Due: Friday, January 26th

In place of a final exam, this course has a collaborative final project where we ask you to bring your data science skills to bear on a research project of your own choosing. It is time to start forming groups (of 4-5 students) for the project. Fill out the group formation quiz on Gradescope no later than Friday, January 26th.

The form should only take a couple of minutes. If you already know who you want to work with, you can indicate that in the form using the group submission feature in Gradescope. In this case, communicate with your group first and have one member fill out the form once with everyone added as group members. If you submit more than once, the active submission is considered valid. It’s also fine if you don’t know who you want to work with, in which case you should fill out the form solo, and we will match you to a group.
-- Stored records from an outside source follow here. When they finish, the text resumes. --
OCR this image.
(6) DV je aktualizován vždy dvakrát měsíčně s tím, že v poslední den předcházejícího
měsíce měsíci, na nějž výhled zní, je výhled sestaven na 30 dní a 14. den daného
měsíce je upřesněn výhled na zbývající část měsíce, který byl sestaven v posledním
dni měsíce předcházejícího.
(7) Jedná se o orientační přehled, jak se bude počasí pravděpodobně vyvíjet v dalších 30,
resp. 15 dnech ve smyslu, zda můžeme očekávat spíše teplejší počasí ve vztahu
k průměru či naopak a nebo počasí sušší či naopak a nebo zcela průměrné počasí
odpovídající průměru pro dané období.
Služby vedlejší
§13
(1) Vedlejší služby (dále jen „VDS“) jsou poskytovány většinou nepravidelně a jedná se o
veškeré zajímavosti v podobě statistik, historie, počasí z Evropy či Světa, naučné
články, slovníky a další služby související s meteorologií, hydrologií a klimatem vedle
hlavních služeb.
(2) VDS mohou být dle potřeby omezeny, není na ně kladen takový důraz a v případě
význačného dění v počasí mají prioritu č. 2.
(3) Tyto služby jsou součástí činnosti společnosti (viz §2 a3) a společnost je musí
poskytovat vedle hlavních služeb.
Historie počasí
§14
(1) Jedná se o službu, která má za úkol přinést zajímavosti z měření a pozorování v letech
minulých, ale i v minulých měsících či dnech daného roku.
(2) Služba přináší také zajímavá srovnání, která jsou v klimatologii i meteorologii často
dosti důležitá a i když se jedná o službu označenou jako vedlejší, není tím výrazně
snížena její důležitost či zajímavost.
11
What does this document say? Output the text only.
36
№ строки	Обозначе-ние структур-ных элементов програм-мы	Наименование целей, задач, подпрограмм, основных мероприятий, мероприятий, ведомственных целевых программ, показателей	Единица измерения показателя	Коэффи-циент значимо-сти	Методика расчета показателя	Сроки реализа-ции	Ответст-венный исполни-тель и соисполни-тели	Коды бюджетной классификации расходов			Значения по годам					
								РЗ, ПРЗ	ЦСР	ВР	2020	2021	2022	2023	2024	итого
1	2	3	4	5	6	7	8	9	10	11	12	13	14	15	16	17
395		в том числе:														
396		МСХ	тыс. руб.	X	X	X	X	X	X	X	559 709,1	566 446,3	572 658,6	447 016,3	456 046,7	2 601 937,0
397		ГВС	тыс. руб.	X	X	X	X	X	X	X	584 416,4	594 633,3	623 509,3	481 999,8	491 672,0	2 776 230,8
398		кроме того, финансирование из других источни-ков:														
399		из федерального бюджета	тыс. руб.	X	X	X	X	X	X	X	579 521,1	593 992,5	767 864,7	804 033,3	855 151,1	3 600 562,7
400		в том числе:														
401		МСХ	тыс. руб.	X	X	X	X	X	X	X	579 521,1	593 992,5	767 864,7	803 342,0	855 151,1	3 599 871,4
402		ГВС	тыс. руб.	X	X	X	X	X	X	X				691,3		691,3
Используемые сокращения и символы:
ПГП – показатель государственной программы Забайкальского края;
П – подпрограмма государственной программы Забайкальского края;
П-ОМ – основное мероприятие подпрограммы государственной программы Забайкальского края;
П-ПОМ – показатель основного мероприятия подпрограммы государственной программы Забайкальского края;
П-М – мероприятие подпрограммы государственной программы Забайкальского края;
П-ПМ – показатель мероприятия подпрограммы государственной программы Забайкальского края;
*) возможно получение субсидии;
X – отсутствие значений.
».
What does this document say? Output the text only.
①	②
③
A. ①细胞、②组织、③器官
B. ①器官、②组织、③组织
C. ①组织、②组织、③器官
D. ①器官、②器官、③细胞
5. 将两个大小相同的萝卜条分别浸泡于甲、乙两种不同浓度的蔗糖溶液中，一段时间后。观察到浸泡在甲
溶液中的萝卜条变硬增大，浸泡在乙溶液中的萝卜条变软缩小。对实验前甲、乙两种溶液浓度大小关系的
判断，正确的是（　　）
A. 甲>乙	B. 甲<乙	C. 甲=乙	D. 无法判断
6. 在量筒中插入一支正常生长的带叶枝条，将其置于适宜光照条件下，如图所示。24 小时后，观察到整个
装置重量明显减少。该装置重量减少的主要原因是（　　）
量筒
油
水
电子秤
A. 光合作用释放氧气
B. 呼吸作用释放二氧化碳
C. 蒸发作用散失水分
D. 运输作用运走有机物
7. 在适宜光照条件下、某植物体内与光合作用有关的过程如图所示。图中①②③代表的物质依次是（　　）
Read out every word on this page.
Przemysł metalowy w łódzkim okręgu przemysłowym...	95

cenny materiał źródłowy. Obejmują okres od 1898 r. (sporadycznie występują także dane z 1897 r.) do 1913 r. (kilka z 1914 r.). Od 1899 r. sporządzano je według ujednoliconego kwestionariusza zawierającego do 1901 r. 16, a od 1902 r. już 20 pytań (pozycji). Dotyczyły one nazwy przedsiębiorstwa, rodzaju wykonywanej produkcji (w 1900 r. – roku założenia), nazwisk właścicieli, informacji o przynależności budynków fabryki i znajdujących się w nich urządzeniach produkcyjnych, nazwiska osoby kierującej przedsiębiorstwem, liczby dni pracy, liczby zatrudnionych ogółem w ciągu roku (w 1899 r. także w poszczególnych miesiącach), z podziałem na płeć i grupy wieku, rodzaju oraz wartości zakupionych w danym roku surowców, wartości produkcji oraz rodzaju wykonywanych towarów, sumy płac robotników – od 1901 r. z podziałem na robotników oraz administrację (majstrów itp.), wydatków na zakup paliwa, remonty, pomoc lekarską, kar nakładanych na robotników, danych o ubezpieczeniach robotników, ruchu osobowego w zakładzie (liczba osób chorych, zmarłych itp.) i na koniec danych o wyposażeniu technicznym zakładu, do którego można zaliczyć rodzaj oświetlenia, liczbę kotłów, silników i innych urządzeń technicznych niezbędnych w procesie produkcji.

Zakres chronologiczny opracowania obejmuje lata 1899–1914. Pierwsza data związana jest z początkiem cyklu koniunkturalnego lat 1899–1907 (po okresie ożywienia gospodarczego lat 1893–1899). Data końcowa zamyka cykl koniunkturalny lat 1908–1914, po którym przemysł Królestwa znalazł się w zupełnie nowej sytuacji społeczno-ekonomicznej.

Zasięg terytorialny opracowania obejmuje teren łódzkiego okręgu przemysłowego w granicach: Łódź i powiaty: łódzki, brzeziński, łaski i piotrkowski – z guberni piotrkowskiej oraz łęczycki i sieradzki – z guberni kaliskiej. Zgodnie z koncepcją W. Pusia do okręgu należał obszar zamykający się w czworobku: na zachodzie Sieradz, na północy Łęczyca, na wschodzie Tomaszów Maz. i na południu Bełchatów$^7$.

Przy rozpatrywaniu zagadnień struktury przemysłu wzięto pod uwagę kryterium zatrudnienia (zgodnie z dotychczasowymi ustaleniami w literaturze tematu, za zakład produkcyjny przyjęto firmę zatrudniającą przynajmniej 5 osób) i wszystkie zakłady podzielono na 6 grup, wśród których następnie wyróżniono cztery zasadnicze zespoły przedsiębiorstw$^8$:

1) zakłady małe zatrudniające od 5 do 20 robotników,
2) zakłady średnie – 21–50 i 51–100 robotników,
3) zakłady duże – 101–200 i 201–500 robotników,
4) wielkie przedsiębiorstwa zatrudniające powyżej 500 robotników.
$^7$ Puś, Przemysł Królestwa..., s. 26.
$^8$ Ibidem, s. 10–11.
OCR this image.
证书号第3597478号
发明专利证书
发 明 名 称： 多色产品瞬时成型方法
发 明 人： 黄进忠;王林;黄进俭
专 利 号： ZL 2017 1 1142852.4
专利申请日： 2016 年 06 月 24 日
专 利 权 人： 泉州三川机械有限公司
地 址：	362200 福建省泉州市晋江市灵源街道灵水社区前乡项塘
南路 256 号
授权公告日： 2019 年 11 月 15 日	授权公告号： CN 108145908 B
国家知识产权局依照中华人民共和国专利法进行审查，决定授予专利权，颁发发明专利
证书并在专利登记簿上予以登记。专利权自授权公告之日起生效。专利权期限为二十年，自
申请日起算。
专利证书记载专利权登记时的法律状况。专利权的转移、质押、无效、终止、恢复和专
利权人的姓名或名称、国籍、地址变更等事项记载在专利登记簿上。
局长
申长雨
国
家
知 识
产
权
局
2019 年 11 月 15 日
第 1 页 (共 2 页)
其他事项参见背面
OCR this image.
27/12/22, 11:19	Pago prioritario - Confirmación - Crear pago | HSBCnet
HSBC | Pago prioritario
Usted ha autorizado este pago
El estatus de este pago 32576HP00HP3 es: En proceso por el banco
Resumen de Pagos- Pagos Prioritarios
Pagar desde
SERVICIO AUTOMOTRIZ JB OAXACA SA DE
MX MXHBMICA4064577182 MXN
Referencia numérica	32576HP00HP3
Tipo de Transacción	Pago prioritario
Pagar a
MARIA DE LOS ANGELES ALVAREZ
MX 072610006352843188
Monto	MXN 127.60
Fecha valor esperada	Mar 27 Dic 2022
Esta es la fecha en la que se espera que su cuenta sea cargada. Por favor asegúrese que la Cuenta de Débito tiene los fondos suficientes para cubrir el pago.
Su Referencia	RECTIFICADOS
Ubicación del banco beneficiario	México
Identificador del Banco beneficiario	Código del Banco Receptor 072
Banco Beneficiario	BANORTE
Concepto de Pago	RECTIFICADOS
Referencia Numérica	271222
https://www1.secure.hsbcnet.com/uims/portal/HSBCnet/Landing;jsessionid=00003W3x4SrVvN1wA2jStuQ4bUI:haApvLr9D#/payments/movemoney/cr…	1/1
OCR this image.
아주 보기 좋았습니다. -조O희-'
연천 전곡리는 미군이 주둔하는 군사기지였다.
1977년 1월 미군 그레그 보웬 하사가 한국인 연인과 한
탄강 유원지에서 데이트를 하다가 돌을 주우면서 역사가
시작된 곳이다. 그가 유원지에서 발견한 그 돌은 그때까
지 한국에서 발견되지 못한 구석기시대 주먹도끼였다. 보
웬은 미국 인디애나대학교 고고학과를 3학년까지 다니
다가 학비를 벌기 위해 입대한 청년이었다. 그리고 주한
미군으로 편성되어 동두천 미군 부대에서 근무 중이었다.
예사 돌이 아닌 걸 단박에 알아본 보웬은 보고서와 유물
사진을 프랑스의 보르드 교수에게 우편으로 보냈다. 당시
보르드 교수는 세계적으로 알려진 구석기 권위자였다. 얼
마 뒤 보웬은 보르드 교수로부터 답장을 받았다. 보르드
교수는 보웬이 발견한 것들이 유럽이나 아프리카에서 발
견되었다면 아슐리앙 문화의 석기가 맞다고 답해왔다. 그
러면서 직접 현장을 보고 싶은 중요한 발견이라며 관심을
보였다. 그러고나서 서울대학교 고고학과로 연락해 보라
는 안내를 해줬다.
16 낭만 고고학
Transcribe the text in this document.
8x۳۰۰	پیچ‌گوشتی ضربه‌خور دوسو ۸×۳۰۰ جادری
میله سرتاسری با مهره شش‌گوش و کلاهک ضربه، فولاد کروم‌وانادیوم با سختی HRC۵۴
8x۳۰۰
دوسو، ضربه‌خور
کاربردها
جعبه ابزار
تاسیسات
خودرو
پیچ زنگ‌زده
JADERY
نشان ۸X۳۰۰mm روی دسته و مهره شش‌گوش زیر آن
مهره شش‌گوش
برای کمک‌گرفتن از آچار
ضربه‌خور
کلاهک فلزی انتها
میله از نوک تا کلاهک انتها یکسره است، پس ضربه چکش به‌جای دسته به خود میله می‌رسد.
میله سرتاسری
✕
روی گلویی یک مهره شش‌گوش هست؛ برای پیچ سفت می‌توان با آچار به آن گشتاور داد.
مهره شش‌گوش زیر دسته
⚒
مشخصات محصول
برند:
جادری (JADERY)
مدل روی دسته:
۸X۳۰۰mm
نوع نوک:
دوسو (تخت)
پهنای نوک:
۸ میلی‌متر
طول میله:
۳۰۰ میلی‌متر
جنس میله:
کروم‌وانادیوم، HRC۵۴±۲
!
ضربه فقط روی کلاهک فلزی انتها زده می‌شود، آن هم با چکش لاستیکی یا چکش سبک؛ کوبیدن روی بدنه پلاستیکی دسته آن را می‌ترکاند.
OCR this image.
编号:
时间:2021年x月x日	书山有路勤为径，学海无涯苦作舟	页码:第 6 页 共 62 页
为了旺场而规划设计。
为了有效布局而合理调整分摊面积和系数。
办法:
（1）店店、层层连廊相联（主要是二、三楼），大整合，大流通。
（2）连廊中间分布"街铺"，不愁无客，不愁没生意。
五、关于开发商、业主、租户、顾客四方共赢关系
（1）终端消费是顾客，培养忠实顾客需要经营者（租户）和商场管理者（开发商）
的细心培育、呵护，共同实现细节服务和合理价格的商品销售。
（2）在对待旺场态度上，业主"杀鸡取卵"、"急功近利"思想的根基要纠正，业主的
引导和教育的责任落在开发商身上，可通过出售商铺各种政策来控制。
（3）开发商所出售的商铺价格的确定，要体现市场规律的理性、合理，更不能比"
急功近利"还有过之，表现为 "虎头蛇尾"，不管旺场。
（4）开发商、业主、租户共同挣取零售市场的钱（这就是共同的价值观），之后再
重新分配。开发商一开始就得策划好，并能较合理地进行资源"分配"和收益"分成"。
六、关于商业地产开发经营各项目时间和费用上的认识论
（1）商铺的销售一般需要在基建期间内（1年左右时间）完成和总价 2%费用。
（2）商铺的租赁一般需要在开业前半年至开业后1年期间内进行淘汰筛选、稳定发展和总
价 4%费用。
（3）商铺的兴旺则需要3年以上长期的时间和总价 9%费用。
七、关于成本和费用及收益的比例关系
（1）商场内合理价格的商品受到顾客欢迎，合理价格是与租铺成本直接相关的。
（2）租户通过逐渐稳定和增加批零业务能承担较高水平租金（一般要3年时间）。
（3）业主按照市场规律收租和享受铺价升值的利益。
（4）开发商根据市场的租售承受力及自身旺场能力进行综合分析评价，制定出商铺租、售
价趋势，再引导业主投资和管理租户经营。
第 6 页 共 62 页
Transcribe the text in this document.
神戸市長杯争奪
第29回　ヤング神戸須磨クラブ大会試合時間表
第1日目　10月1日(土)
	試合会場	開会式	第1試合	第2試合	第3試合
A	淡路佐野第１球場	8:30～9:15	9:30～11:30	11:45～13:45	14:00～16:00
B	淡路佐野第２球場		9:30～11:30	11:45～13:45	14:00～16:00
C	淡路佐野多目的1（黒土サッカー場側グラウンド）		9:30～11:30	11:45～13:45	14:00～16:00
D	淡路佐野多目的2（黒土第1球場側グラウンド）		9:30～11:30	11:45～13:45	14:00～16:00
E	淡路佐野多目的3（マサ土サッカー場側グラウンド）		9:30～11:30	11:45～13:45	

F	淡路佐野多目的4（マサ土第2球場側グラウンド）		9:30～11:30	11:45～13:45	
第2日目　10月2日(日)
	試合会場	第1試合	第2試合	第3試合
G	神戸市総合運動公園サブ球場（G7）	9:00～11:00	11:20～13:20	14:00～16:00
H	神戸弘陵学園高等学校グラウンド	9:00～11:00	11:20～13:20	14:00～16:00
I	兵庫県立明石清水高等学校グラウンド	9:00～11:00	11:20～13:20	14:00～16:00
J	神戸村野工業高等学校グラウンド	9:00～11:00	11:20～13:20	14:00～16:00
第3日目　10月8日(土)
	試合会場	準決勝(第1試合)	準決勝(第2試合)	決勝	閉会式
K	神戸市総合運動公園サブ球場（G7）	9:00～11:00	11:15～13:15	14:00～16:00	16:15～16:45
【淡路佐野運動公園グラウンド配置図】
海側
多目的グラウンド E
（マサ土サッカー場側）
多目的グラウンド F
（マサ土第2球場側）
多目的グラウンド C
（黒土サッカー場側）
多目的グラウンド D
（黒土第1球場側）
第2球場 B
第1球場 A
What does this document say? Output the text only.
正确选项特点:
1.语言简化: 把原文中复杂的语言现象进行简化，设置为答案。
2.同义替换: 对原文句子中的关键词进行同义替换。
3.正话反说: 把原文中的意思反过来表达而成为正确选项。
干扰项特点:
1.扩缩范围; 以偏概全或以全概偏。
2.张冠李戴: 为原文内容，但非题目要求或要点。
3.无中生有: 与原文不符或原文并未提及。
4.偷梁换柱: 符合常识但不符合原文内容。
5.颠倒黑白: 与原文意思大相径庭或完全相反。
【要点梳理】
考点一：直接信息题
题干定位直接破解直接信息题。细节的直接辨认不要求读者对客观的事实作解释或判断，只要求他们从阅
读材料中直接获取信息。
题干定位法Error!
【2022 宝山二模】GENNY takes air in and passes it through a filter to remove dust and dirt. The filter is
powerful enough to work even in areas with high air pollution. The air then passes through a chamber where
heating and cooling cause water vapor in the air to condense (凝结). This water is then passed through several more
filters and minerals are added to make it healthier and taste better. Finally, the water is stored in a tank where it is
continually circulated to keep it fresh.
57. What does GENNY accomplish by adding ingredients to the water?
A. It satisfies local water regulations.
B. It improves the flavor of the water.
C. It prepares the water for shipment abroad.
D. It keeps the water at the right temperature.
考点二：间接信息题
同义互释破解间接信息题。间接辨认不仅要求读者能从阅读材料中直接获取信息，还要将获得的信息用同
If it is helpful to start thinking about possible project ideas, below are some project ideas. You can also brainstorm now using strategies that are outlined in the Initial Plan post (out soon). But it is not required that you have a concrete project idea until the proposal.

Project ideas

Not sure how to get started? Looking for examples of what a data science project might look like? Here are some of the topics that students studied in Spring 2020:

  • Comparing Stock Market Losses between SARS and SARS-CoV-2
  • Recessions, Depressions, and Depression: Mental Health in Relation to Economic Factors
  • Predicting North Carolina Election Outcomes
  • Relating Text Analysis of Corporate Reports and Stock Performance
  • Modeling Consumer Flight Behavior Based on Economic Indicators
  • Predicting COVID-19 Death Tolls from Google Search Trends
  • Sentiment Analysis of COVID-19 Tweets
  • Economic Status and Drug Overdose in North Carolina
  • Analyzing Gender and Tech Careers
  • Political Landscape According to Social Media
  • Forecasting Market Shocks and Performance using Article Headlines
  • Tracking Recidivism in US Prisons
  • Understanding AirBnBs impact on Evictions
  • Understanding Musical Tastes (Music Recommender System)
  • Human Impact on Climate since the Industrial Revolution
  • The Troll Toll: An Investigation into Troll Tweets

And here is an archive of summer Data+ projects from the last several years. In Data+, teams of about 4 undergraduate students collaborate over the summer on a data science project. You should be able to see final presentations and/or executive summary slides for most projects; feel free to browse for inspiration.

Example Data Sources

Below, we have some examples of datasets or where you might find data. You should work with data that is interesting to you and should feel free (strongly encouraged even) to look for sources yourself. These are listed just as possibilities and starting places.

  • Data.gov has a huge compilation of data sets produced by the US government. The US Census Bureau also publishes datasets from all of its survey work. Similarly, The Supreme Court Database tracks all cases decided by the US Supreme Court, and GovTrack.us provides links to all kinds of information about the US Congress and all votes casted by its members.
  • Duke University Library Digital Repository Research Data
  • ICPSR – An international consortium of more than 750 academic institutions and research organizations, Inter-university Consortium for Political and Social Research (ICPSR) provides leadership and training in data access, curation, and methods of analysis for the social science research community. ICPSR maintains a data archive of more than 250,000 files of research in the social and behavioral sciences. It hosts 21 specialized collections of data in education, aging, criminal justice, substance abuse, terrorism, and other fields.
  • The University of California Irvine maintains a large UCI ML repository of publicly contributed datasets aimed toward machine learning tasks of all types. They range from small simple example datasets to large and complicated datasets from specific scientific domains.
  • Kaggle maintains several thousand public datasets of interest in a variety of topics. Kaggle also hosts several prediction challenges; one idea for a machine learning project is to enter one of these competitions as a team.
  • The Yelp Dataset is provided by Yelp as a research challenge with lots and lots of data about reviews, businesses, images, and cities – text data, rich json data, etc.